Às vésperas dos Jogos Paraolímpicos, Japão encara pico inédito de casos
53% da população não confia nas vacinas – que só começaram a chegar em fevereiro –, primeiro-ministro nega que as Olimpíadas tenham relação com a alta.
Os Jogos Paraolímpicos – disputados por atletas com deficiência física ou intelectual – começam no dia 24 de agosto em meio a uma alta inédita de casos de covid-19 no Japão. Na última quinta (18), o país registrou 18 mil infectados pelo coronavírus, contra os aproximadamente 15 mil do dia anterior. Desses 18 mil, 5 mil estão em Tóquio: foi o segundo maior número contabilizado na cidade desde o início da pandemia, em março de 2020.
Já há mais de 200 pacientes graves ocupando leitos de UTI na capital, e o governo teme que o sistema hospitalar não possua vagas suficientes para dar conta da demanda nas próximas semanas (no começo deste mês, a ocupação já estava em 70%).
De acordo com o Washington Post, oito pessoas com idades entre 30 e 50 anos já morreram de covid-19 em casa após seguirem a orientação de permanecerem isoladas em vez de buscar atendimento médico. Os hospitais foram instruídos a aceitar apenas os pacientes mais graves para evitar sobrecarga. “Eles chamam de tratamento em casa, mas é abandono em casa”, afirmou à TV pública NHK o líder do principal partido de oposição, Yukio Edano.

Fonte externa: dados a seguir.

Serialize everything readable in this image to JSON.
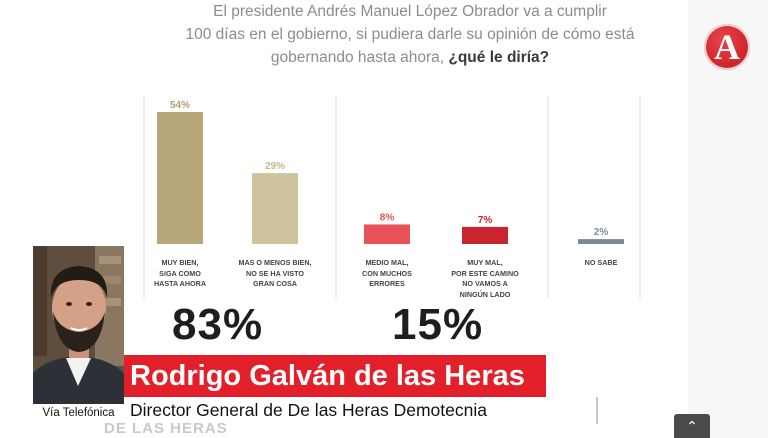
{
  "title": {
    "line1": "El presidente Andrés Manuel López Obrador va a cumplir",
    "line2": "100 días en el gobierno, si pudiera darle su opinión de cómo está",
    "line3_plain": "gobernando hasta ahora, ",
    "line3_emphasis": "¿qué le diría?"
  },
  "logo": {
    "letter": "A"
  },
  "chart_data": {
    "type": "bar",
    "categories": [
      "MUY BIEN, SIGA COMO HASTA AHORA",
      "MAS O MENOS BIEN, NO SE HA VISTO GRAN COSA",
      "MEDIO MAL, CON MUCHOS ERRORES",
      "MUY MAL, POR ESTE CAMINO NO VAMOS A NINGÚN LADO",
      "NO SABE"
    ],
    "category_lines": [
      [
        "MUY BIEN,",
        "SIGA COMO",
        "HASTA AHORA"
      ],
      [
        "MAS O MENOS BIEN,",
        "NO SE HA VISTO",
        "GRAN COSA"
      ],
      [
        "MEDIO MAL,",
        "CON MUCHOS",
        "ERRORES"
      ],
      [
        "MUY MAL,",
        "POR ESTE CAMINO",
        "NO VAMOS A",
        "NINGÚN LADO"
      ],
      [
        "NO SABE"
      ]
    ],
    "values": [
      54,
      29,
      8,
      7,
      2
    ],
    "value_labels": [
      "54%",
      "29%",
      "8%",
      "7%",
      "2%"
    ],
    "colors": [
      "#b8a77a",
      "#cfc39d",
      "#e8525b",
      "#c8252f",
      "#7b8a95"
    ],
    "label_colors": [
      "#b0a070",
      "#c4b78e",
      "#e8525b",
      "#c8252f",
      "#7b8a95"
    ],
    "group_totals": [
      {
        "label": "83%",
        "covers": [
          0,
          1
        ]
      },
      {
        "label": "15%",
        "covers": [
          2,
          3
        ]
      }
    ],
    "ylim": [
      0,
      54
    ],
    "grid": false,
    "xlabel": "",
    "ylabel": ""
  },
  "overlay": {
    "name": "Rodrigo Galván de las Heras",
    "role": "Director General de De las Heras Demotecnia",
    "source": "Vía Telefónica",
    "watermark": "DE LAS HERAS"
  },
  "controls": {
    "scroll_up_icon": "chevron-up-icon",
    "scroll_up_glyph": "⌃"
  }
}
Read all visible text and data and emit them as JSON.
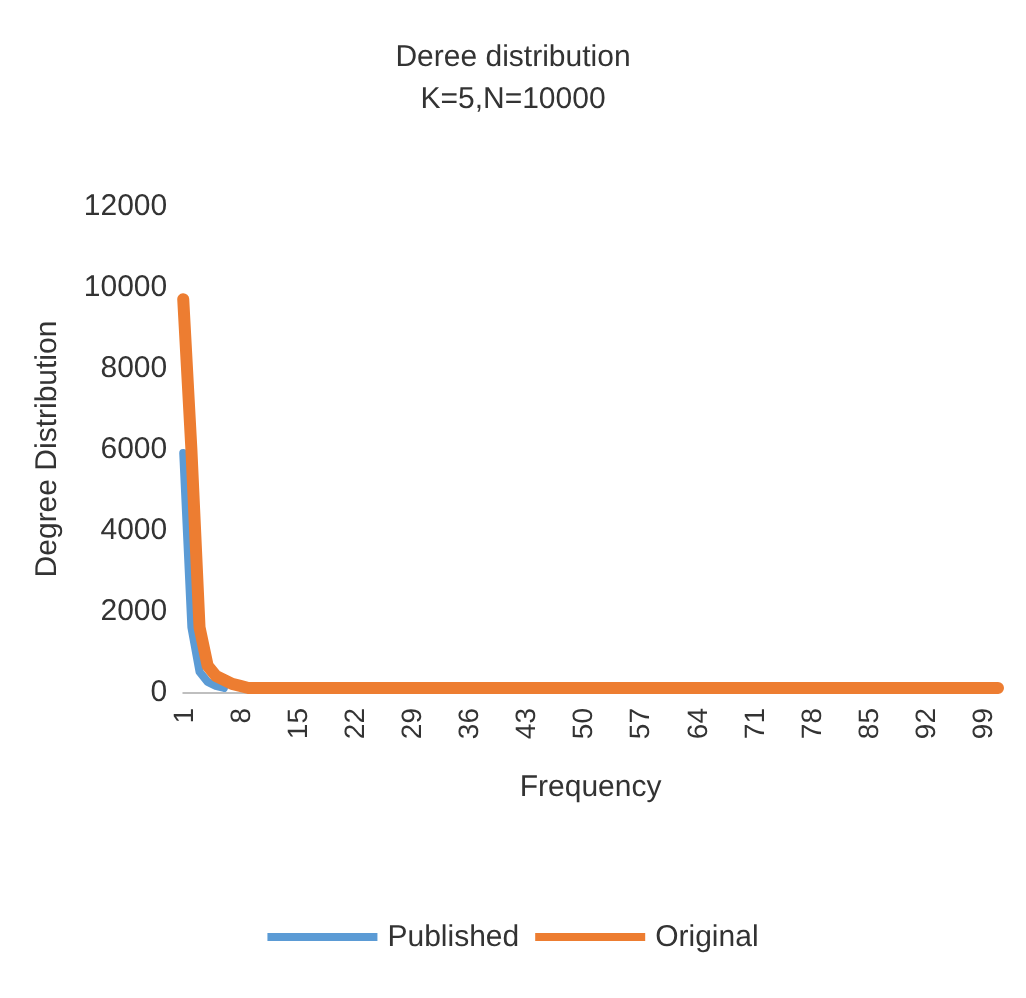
{
  "chart_data": {
    "type": "line",
    "title": "Deree distribution",
    "subtitle": "K=5,N=10000",
    "xlabel": "Frequency",
    "ylabel": "Degree Distribution",
    "categories": [
      "1",
      null,
      null,
      null,
      null,
      null,
      null,
      "8",
      null,
      null,
      null,
      null,
      null,
      null,
      "15",
      null,
      null,
      null,
      null,
      null,
      null,
      "22",
      null,
      null,
      null,
      null,
      null,
      null,
      "29",
      null,
      null,
      null,
      null,
      null,
      null,
      "36",
      null,
      null,
      null,
      null,
      null,
      null,
      "43",
      null,
      null,
      null,
      null,
      null,
      null,
      "50",
      null,
      null,
      null,
      null,
      null,
      null,
      "57",
      null,
      null,
      null,
      null,
      null,
      null,
      "64",
      null,
      null,
      null,
      null,
      null,
      null,
      "71",
      null,
      null,
      null,
      null,
      null,
      null,
      "78",
      null,
      null,
      null,
      null,
      null,
      null,
      "85",
      null,
      null,
      null,
      null,
      null,
      null,
      "92",
      null,
      null,
      null,
      null,
      null,
      null,
      "99",
      null,
      null
    ],
    "series": [
      {
        "name": "Published",
        "color": "#5b9bd5",
        "values": [
          5900,
          1600,
          500,
          250,
          150,
          100,
          null,
          null,
          null,
          null,
          null,
          null,
          null,
          null,
          null,
          null,
          null,
          null,
          null,
          null,
          null,
          null,
          null,
          null,
          null,
          null,
          null,
          null,
          null,
          null,
          null,
          null,
          null,
          null,
          null,
          null,
          null,
          null,
          null,
          null,
          null,
          null,
          null,
          null,
          null,
          null,
          null,
          null,
          null,
          null,
          null,
          null,
          null,
          null,
          null,
          null,
          null,
          null,
          null,
          null,
          null,
          null,
          null,
          null,
          null,
          null,
          null,
          null,
          null,
          null,
          null,
          null,
          null,
          null,
          null,
          null,
          null,
          null,
          null,
          null,
          null,
          null,
          null,
          null,
          null,
          null,
          null,
          null,
          null,
          null,
          null,
          null,
          null,
          null,
          null,
          null,
          null,
          null,
          null,
          null,
          null
        ]
      },
      {
        "name": "Original",
        "color": "#ed7d31",
        "values": [
          9700,
          6000,
          1600,
          650,
          400,
          300,
          200,
          150,
          100,
          100,
          100,
          100,
          100,
          100,
          100,
          100,
          100,
          100,
          100,
          100,
          100,
          100,
          100,
          100,
          100,
          100,
          100,
          100,
          100,
          100,
          100,
          100,
          100,
          100,
          100,
          100,
          100,
          100,
          100,
          100,
          100,
          100,
          100,
          100,
          100,
          100,
          100,
          100,
          100,
          100,
          100,
          100,
          100,
          100,
          100,
          100,
          100,
          100,
          100,
          100,
          100,
          100,
          100,
          100,
          100,
          100,
          100,
          100,
          100,
          100,
          100,
          100,
          100,
          100,
          100,
          100,
          100,
          100,
          100,
          100,
          100,
          100,
          100,
          100,
          100,
          100,
          100,
          100,
          100,
          100,
          100,
          100,
          100,
          100,
          100,
          100,
          100,
          100,
          100,
          100,
          100
        ]
      }
    ],
    "ylim": [
      0,
      12000
    ],
    "yticks": [
      0,
      2000,
      4000,
      6000,
      8000,
      10000,
      12000
    ],
    "grid": false,
    "legend": "bottom",
    "marker": "none",
    "line_style": "solid"
  }
}
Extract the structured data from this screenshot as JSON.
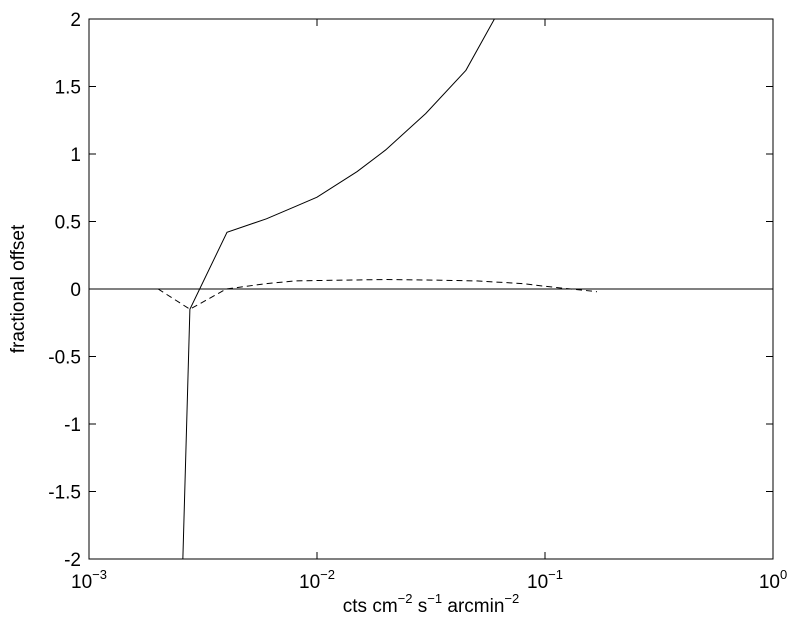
{
  "chart_data": {
    "type": "line",
    "xlabel": [
      "cts cm",
      "−2",
      " s",
      "−1",
      " arcmin",
      "−2"
    ],
    "ylabel": "fractional offset",
    "xscale": "log",
    "xlim": [
      0.001,
      1
    ],
    "xticks": [
      {
        "value": 0.001,
        "label": "10",
        "exponent": "−3"
      },
      {
        "value": 0.01,
        "label": "10",
        "exponent": "−2"
      },
      {
        "value": 0.1,
        "label": "10",
        "exponent": "−1"
      },
      {
        "value": 1,
        "label": "10",
        "exponent": "0"
      }
    ],
    "ylim": [
      -2,
      2
    ],
    "yticks": [
      -2,
      -1.5,
      -1,
      -0.5,
      0,
      0.5,
      1,
      1.5,
      2
    ],
    "grid": false,
    "series": [
      {
        "color": "#000000",
        "dash": "solid",
        "x": [
          0.00258,
          0.00277,
          0.00403,
          0.006,
          0.008,
          0.01,
          0.015,
          0.02,
          0.03,
          0.045,
          0.06
        ],
        "values": [
          -2,
          -0.15,
          0.42,
          0.52,
          0.61,
          0.68,
          0.87,
          1.03,
          1.3,
          1.62,
          2
        ]
      },
      {
        "color": "#000000",
        "dash": "dashed",
        "x": [
          0.00201,
          0.00277,
          0.004,
          0.006,
          0.008,
          0.012,
          0.02,
          0.035,
          0.05,
          0.08,
          0.1,
          0.13,
          0.169
        ],
        "values": [
          0,
          -0.15,
          0,
          0.04,
          0.06,
          0.065,
          0.07,
          0.065,
          0.06,
          0.04,
          0.02,
          0,
          -0.02
        ]
      },
      {
        "color": "#000000",
        "dash": "solid",
        "x": [
          0.001,
          1
        ],
        "values": [
          0,
          0
        ]
      }
    ]
  }
}
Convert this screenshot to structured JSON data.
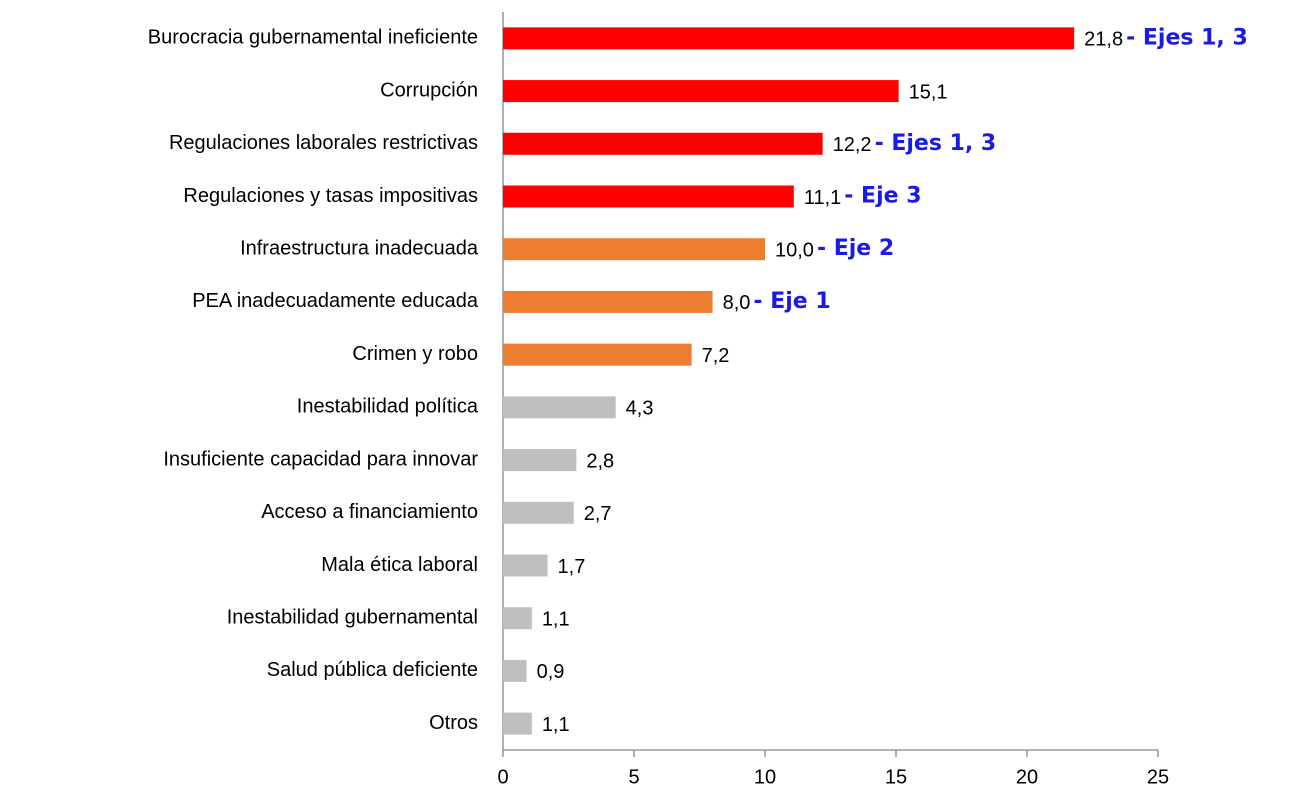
{
  "chart_data": {
    "type": "bar",
    "orientation": "horizontal",
    "categories": [
      "Burocracia gubernamental ineficiente",
      "Corrupción",
      "Regulaciones laborales restrictivas",
      "Regulaciones y tasas impositivas",
      "Infraestructura inadecuada",
      "PEA inadecuadamente educada",
      "Crimen y robo",
      "Inestabilidad política",
      "Insuficiente capacidad para innovar",
      "Acceso a financiamiento",
      "Mala ética laboral",
      "Inestabilidad gubernamental",
      "Salud pública deficiente",
      "Otros"
    ],
    "values": [
      21.8,
      15.1,
      12.2,
      11.1,
      10.0,
      8.0,
      7.2,
      4.3,
      2.8,
      2.7,
      1.7,
      1.1,
      0.9,
      1.1
    ],
    "value_labels": [
      "21,8",
      "15,1",
      "12,2",
      "11,1",
      "10,0",
      "8,0",
      "7,2",
      "4,3",
      "2,8",
      "2,7",
      "1,7",
      "1,1",
      "0,9",
      "1,1"
    ],
    "colors": [
      "#ff0000",
      "#ff0000",
      "#ff0000",
      "#ff0000",
      "#ed7d31",
      "#ed7d31",
      "#ed7d31",
      "#bfbfbf",
      "#bfbfbf",
      "#bfbfbf",
      "#bfbfbf",
      "#bfbfbf",
      "#bfbfbf",
      "#bfbfbf"
    ],
    "annotations": [
      "- Ejes 1, 3",
      null,
      "- Ejes 1, 3",
      "- Eje 3",
      "- Eje 2",
      "- Eje 1",
      null,
      null,
      null,
      null,
      null,
      null,
      null,
      null
    ],
    "xlim": [
      0,
      25
    ],
    "xticks": [
      0,
      5,
      10,
      15,
      20,
      25
    ],
    "grid": false
  }
}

O primeiro-ministro Yoshihide Suga nega que a circulação do vírus entre os 15 mil atletas de 206 nações na bolha das instalações olímpicas tenha qualquer relação com o espalhamento da variante delta do lado de fora. Por outro lado, Shigeru Omi, um dos líderes nos esforços de combate à pandemia dentro da cúpula do governo, afirma que o evento esportivo gerou uma sensação de relaxamento perigosa – que fez a população se comportar de maneira inadequada, ainda que praticamente não houvesse público nas arquibancadas.
De acordo com a estimativa do COI – que ofereceu vacinas a todos os atletas gratuitamente, mas não obrigou a imunização –, 80% dos competidores e suas delegações competiram vacinados nos Jogos Olímpicos tradicionais. A previsão é que os Jogos Paraolímpicos ocorram com as arenas e estádios quase sempre vazios.
O Japão é um caso à parte na pandemia. Por um lado, tem conseguido um sucesso relativo na contenção do vírus: o país tem 60% da população do Brasil, mas apenas 2,6% do total de mortes: 15,3 mil até esta sexta (13), contra nossas 567 mil vítimas. Esses números são fruto de um isolamento social totalmente voluntário. Por lá, não houve lockdown: ficou em casa quem quis, e o comércio não foi obrigado a baixar as portas.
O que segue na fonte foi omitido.